Churchill – the man who wrote, when millions of people were dying: “I LOVE this war!” - had sent several ‘top secret’ memos saying that it would be ideal if American ships could be enticed into the areas where U-boats were operating, so that they would be sunk and America would join the Allies. He did not care how many people were killed as long as he succeeded in his war game. Captain Schwieger, on the other hand, had sunk several ships but had always given the crews time to escape. Only days before sinking Lusitania, he surfaced before firing a torpedo at another vessel so that the crew would see him, abandon ship and make their way to safety before they were struck. No one was killed. When he saw Lusitania, he was aware that the ship had sufficient lifeboats for all the passengers. He also knew that a ship like that would take a long time to sink (Titanic took two hours) and, since they were very close to the Irish coast, the passengers would have time to make their way to the shore. In fact, due to the second explosion, the ship listed, rendering half the lifeboats useless and in the ensuing panic, other lifeboats were dropped too hastily into the sea and capsized.
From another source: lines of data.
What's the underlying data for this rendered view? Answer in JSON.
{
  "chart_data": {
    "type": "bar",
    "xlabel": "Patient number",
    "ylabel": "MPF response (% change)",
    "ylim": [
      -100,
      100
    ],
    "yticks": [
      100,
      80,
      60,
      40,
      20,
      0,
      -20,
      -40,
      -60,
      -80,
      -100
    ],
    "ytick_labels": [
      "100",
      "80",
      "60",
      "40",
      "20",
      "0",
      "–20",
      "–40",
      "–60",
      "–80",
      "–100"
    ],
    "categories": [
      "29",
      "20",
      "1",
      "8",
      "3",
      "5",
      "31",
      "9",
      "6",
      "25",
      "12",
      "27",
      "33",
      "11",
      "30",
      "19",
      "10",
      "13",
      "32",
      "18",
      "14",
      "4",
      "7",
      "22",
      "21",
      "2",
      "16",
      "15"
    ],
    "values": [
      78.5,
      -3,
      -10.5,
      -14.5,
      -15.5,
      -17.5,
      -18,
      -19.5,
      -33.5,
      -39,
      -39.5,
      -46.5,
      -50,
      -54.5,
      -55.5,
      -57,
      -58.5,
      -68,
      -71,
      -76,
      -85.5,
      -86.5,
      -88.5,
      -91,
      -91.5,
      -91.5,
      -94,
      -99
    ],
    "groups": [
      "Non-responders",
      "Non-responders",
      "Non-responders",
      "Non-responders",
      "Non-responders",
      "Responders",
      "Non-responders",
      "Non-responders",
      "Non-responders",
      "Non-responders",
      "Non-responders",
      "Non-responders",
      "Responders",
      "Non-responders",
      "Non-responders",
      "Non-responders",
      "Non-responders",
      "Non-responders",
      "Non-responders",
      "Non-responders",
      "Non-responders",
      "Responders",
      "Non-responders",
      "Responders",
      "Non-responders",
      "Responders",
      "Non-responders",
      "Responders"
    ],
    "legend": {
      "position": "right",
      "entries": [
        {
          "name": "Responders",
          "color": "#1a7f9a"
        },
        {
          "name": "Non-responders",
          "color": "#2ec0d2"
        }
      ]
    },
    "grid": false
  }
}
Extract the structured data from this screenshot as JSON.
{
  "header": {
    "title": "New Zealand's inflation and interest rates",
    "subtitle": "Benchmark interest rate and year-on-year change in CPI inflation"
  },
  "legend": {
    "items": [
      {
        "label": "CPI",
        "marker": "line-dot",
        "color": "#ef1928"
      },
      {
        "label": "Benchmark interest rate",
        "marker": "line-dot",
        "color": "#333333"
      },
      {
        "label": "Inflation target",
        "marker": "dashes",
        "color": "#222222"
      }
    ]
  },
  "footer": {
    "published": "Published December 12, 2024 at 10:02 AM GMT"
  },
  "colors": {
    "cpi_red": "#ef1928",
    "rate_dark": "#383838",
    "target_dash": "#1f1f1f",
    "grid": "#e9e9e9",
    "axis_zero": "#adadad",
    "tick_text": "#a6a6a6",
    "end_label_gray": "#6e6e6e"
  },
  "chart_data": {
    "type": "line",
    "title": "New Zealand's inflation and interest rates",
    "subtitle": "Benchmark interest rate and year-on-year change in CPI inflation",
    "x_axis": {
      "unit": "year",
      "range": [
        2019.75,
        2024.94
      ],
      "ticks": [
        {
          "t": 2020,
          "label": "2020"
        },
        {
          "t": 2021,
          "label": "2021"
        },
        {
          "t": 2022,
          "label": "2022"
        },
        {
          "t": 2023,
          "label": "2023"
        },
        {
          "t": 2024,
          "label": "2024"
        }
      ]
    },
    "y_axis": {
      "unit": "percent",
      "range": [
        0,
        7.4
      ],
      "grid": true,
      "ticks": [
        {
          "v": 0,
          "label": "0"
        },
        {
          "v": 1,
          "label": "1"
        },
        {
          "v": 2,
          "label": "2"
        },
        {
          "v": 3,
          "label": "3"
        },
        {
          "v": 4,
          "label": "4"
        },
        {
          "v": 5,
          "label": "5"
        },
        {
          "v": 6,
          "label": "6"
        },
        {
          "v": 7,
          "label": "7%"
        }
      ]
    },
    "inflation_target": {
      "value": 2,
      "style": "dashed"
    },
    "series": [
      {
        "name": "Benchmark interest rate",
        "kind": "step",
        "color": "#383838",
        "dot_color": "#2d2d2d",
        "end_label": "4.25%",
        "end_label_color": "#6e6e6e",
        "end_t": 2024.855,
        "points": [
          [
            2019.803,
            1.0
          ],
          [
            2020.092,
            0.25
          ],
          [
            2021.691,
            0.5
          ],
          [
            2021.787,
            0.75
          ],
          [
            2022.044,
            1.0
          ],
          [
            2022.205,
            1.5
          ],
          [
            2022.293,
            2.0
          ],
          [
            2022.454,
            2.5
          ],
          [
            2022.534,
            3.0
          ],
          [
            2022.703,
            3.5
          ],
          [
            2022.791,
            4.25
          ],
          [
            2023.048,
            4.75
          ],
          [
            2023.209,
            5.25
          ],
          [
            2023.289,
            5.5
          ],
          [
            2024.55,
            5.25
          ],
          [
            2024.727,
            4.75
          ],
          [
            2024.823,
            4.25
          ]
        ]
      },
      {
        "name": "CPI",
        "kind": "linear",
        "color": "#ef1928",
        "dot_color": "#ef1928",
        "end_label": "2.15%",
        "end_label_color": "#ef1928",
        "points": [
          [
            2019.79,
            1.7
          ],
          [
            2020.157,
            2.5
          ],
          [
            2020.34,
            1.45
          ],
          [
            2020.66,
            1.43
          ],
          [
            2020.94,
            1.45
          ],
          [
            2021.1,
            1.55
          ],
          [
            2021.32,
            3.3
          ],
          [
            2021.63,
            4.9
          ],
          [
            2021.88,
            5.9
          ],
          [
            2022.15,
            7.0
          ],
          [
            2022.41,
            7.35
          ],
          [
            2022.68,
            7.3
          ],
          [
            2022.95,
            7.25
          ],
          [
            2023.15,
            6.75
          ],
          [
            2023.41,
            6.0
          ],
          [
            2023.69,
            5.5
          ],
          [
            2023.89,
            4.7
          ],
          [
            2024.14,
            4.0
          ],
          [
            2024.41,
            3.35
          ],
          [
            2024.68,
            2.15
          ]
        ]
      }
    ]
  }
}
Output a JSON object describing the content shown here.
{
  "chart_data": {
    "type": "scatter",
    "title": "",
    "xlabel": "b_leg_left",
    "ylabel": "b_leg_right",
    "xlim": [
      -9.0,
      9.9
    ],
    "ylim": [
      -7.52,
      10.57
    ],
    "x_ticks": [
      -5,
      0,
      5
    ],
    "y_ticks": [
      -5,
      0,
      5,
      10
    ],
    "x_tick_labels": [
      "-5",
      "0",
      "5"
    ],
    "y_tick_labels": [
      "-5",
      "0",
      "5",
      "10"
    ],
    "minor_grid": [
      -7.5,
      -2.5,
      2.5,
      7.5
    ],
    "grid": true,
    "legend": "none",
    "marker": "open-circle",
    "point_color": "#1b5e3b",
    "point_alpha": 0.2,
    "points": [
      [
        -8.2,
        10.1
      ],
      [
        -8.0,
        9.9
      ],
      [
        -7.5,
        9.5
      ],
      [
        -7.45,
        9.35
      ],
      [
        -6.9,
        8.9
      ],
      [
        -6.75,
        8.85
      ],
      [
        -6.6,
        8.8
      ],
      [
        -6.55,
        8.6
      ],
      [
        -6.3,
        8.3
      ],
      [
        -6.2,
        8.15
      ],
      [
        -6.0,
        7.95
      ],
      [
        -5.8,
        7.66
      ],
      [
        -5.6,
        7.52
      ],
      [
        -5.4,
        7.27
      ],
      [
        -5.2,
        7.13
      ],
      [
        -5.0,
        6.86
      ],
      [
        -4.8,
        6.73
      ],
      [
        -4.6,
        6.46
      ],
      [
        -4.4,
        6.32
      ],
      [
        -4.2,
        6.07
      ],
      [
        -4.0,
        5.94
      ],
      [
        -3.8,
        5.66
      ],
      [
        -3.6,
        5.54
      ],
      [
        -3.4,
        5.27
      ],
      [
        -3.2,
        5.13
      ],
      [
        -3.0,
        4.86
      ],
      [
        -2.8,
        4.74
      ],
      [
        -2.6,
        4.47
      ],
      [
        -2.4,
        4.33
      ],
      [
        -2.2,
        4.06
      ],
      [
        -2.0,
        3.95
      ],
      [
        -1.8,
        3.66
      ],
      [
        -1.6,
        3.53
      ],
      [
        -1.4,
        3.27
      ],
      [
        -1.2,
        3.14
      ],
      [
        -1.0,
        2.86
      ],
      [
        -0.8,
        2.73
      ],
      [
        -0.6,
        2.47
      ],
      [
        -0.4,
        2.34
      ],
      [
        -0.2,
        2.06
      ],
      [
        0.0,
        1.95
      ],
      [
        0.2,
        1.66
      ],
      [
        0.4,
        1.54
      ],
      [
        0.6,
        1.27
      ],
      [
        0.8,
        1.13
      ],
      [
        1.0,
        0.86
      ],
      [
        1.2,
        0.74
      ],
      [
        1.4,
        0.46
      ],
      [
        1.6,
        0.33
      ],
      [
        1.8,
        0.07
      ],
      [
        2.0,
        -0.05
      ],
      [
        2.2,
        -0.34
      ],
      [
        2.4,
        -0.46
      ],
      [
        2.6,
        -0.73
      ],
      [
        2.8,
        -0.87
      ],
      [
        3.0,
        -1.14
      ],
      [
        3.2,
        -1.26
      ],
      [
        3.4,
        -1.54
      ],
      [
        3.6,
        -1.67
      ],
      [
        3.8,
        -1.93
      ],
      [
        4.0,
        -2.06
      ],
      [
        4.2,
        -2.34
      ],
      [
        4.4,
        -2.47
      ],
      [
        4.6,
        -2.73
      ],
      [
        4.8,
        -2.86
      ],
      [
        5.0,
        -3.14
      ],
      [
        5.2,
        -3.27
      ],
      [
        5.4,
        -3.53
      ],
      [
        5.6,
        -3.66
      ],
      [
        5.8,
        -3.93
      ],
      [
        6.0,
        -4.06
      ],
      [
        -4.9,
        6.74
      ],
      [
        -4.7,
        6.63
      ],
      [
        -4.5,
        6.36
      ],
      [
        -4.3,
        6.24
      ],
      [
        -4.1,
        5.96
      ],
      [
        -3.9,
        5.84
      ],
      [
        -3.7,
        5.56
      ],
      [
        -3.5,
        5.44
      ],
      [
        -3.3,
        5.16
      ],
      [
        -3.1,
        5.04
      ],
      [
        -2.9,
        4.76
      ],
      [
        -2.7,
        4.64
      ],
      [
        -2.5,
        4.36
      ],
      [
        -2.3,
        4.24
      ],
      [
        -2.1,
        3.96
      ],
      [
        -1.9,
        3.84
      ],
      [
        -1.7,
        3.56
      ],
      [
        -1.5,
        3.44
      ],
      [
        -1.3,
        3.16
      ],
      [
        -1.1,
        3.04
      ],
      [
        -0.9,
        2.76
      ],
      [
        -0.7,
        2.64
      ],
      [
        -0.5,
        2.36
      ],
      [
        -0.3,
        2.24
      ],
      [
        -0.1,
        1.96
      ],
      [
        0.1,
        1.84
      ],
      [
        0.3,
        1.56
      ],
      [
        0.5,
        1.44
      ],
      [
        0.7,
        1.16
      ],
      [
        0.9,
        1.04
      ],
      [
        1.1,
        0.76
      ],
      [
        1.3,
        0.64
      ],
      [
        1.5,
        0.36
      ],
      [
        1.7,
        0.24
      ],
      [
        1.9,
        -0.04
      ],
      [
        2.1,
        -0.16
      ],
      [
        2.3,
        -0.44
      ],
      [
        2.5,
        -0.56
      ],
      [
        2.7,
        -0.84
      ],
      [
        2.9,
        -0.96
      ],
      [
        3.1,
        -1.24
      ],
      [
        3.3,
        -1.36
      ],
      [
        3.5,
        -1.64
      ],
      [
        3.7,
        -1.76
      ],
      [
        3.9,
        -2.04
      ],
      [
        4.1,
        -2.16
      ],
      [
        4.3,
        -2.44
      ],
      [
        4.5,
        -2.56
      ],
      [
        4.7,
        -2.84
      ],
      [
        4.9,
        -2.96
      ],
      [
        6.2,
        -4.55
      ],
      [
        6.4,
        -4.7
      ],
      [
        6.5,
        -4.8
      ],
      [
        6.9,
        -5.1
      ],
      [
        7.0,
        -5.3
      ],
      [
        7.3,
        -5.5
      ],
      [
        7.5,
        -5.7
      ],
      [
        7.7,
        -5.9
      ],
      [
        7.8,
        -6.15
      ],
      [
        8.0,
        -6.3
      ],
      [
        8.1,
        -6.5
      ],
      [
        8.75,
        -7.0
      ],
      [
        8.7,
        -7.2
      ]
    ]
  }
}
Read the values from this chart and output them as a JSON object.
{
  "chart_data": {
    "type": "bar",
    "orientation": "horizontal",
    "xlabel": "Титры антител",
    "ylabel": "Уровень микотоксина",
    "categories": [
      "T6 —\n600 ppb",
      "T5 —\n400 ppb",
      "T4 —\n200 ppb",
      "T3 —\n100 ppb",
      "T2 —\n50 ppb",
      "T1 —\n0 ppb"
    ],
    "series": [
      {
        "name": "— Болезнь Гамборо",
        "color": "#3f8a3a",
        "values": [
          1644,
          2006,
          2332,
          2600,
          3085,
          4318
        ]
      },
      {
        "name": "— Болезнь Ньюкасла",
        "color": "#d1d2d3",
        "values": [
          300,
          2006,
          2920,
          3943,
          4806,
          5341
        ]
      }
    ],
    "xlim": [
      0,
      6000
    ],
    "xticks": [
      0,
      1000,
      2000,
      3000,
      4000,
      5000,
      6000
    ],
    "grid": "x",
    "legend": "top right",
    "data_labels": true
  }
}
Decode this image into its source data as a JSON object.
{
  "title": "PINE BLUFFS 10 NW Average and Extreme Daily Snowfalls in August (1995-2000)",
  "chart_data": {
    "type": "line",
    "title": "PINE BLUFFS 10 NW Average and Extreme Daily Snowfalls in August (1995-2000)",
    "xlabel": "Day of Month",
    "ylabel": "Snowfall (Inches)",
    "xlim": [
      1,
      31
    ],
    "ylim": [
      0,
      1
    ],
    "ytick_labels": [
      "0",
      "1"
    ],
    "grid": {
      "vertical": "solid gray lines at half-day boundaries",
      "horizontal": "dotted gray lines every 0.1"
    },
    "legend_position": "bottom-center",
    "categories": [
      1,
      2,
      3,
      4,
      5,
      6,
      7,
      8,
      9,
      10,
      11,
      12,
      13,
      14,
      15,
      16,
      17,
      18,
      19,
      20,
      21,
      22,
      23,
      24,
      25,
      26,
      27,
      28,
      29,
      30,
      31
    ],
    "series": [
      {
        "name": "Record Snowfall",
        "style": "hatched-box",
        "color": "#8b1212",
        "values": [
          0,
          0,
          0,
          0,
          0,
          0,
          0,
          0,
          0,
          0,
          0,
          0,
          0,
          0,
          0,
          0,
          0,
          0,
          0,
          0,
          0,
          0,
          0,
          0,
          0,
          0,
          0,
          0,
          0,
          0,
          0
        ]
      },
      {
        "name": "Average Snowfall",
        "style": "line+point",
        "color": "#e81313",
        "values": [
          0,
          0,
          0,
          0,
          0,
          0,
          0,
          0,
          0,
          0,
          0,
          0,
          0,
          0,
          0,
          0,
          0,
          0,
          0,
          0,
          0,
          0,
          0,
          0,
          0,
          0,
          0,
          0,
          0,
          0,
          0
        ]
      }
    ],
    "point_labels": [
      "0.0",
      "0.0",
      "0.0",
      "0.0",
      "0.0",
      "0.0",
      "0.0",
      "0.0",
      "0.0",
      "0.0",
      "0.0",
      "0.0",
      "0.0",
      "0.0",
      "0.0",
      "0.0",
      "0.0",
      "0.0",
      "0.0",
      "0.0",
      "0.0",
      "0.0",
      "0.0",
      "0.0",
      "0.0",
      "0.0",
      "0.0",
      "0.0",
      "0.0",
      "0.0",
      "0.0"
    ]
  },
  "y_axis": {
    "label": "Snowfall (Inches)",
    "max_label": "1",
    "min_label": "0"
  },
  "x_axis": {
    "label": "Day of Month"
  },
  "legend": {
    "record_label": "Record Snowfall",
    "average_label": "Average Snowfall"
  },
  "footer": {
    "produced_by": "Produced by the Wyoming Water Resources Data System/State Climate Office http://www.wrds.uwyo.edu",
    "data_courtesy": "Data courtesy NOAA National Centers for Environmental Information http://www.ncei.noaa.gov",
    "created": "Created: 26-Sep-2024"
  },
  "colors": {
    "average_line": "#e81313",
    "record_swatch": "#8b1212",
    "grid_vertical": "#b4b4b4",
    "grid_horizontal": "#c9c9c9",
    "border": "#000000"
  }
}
The whole ship sank in less than twenty minutes.
A couple of weeks before the ship left New York, the German Embassy in Washington posted a notice warning that all ships bearing the British flag were liable to be attacked. Several prominent bankers also received specific telegrams from some ‘unknown’ source, telling them quite specifically that Lusitania would be torpedoed. Some of them cancelled their passage.
A British battleship, Juno, had been patrolling the waters and could have served as an escort to Lusitania but this ship was recalled to port and no alternative was sent out. British intelligence was aware that the U-boat was operating but no specific warning was sent by Churchill. Lusitania was capable of great speed and could have out-sailed any U-boat, but the owners had ordered the captain to use only some of her engines in order to save fuel, and for the same reason the ship did not zig-zag as others did to make a torpedo attack virtually impossible. Basically, Lusitania was a sitting duck.
The evening before the attack, King George V asked an ambassador whether the USA would enter the war if a U-boat sank Lusitania. Churchill then went on holiday. Who was to blame for the murder of over a thousand people? Who was the real – and more cowardly – aggressor?